Guardrails are pre-deployed by the platform. To view the full list, go to Settings in the top navigation bar and select Manage guardrails from the left menu.

Supported Scanners

Scanner Description
Regex • Validates prompts using user-defined regular expression patterns.
• Supports defining desirable (“good”) and undesirable (“bad”) patterns for fine-grained validation.
Anonymize • Removes sensitive data from user prompts.
• Helps maintain privacy and prevents exposure of personal information.
Ban topics • Blocks specific topics (for example, religion) from appearing in prompts.
• Helps avoid sensitive or inappropriate discussions.
Prompt injection • Detects attempts to manipulate or override model behavior.
• Protects the LLM from malicious or crafted inputs.

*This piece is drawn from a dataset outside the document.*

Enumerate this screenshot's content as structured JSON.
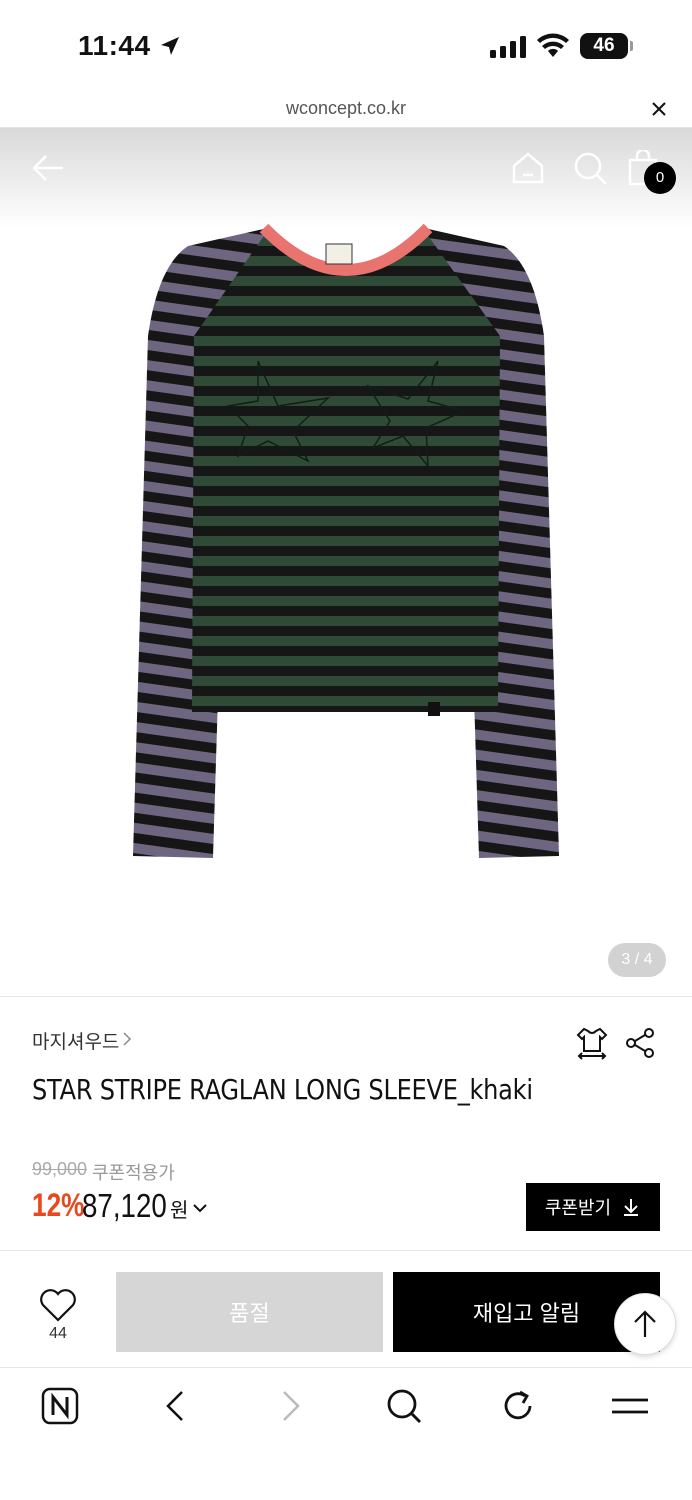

Toxicity • Analyzes prompts for toxic or harmful language.
• Helps ensure safe and respectful interactions.
Bias detection • Examines model outputs for potential bias.
• Helps maintain neutrality and fairness in generated responses.
Deanonymize • Replaces placeholders in model outputs with actual values.
• Restores necessary information when needed.
Relevance • Measures similarity between the user’s prompt and the model’s output.
• Provides a relevance score to ensure responses stay contextually aligned.